The Assert phase will then assert off of the messages that are in the Publisher. As the Publisher was cleared before the Act phase there will only be messages associated with the operation done in the Act phase. All assertions will be done on messages, there should not be an assert off the state of the Process Manager etc.

This same process can be applied to a Process Manager framework. Instead of loading up state then pushing a message into the Process Manager the framework builds the Process Manager and pipes its output to /dev/null replays all of the messages the Process Manager has seen previously into the Process Manager. Once the replay has occured the framework then connects the Process Manager to a real publisher (normally this is just handled by an if statement on the publisher). When the actual message is then pushed into the Process Manager any publishes that it does will be considered real publishes.

In other words the Process Manager is rebuilding its state on every message that it receives, much the same as an aggregate would rebuild its state off of an event stream in the domain model. For performance reasons it is not common to actually rebuild the full state on every message it receives. Instead the current state is cached (memoized) either in memory or in a persistent manner. The main difference is that the cached version is transient and only a performance optimization.

The state of the Process Manager can at any point be deleted and recreated. This is an especially useful attribute when discussing a new version of a Process Manager that needs to replace a currently running Process Manager. All that is required is to delete the currently cached version of state and let the new version of the Process Manager replay through the history to come to its concept of what the current state is.

This also handles the case of the previous version not having in its state things that will be needed by the new version of the process. In the previous case there was an identifier on a message that the old version did not care about but the new one does. When the new version gets replayed, it will see that message and be able to take whatever it wants out of it to apply to its own state.

Unfortunately everything is not puppies and rainbows. There is inherent complexity in bringing a new version of a Process Manager to continue from an old version of the Process Manager. The new version must be able to understand all the possible event streams that result from the previous version, or at least what it cares about. Often times this is not a huge problem but it depends how different the processes are between the two versions.
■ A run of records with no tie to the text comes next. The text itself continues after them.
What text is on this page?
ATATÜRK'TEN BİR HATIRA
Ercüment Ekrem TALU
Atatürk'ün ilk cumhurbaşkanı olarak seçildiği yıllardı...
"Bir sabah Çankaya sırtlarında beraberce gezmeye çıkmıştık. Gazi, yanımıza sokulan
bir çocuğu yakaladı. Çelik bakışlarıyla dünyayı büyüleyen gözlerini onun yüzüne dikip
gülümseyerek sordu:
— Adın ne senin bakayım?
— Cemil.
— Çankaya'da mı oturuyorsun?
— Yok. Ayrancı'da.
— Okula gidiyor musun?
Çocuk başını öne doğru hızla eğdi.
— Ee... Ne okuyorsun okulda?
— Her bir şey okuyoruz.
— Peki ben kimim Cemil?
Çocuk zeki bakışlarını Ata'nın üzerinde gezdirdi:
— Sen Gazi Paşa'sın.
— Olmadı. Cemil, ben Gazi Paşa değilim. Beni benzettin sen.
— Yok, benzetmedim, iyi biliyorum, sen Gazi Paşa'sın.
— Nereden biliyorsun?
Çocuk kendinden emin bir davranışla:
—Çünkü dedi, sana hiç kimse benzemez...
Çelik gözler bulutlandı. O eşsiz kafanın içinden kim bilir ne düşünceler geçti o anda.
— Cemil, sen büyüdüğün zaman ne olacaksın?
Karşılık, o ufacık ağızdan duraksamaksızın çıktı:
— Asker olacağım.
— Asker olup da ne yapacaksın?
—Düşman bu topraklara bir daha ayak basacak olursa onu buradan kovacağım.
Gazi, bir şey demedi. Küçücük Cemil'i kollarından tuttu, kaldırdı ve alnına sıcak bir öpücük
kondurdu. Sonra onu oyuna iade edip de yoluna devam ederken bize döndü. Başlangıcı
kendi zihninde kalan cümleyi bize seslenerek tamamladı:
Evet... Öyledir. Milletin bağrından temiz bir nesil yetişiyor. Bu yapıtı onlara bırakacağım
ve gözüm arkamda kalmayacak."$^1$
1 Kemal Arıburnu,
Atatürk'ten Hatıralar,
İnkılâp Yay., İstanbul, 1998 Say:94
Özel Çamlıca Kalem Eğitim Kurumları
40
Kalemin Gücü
This can result in a large amount of conditional logic for how to handle continuing on the new process where the old process had left off.

This versioning of Event Sourced Process Managers is often used in conjunction with the Takeover pattern. The old version is signaled that it is to terminate. It can still do anything that it wants as part of its termination and it then raises the “TakeoverRequested” message that will start the new version. The main difference with Event Sourced Process Managers and the pattern is that they do not send state when they ask the new version to Takeover.

Warning

When versioning Process Managers there are many options. The majority of this chapter however is focused on difficult edge conditions. Situations where a running process is changed while it is running should be avoided. All of the cases where a running process is changed while running are niche scenarios, they are included as the topic of the book is versioning. In most circumstances if you are trying to version running Process Managers, you are doing it wrong. Stop and think why it is needed, likely you have a modelling issue. Why does the business want to upgrade the processes in place? There are valid reasons but it is worth looking deeper.

Instead focus on releasing new processes in the same way the business does. When releasing a new version the new version takes future versions of the process. The currenty running versions stay on the old version. It is not a “new version” of the Process Manager but a new Process Manager. This method of versioning is far simpler, your hair and your sanity will thank you.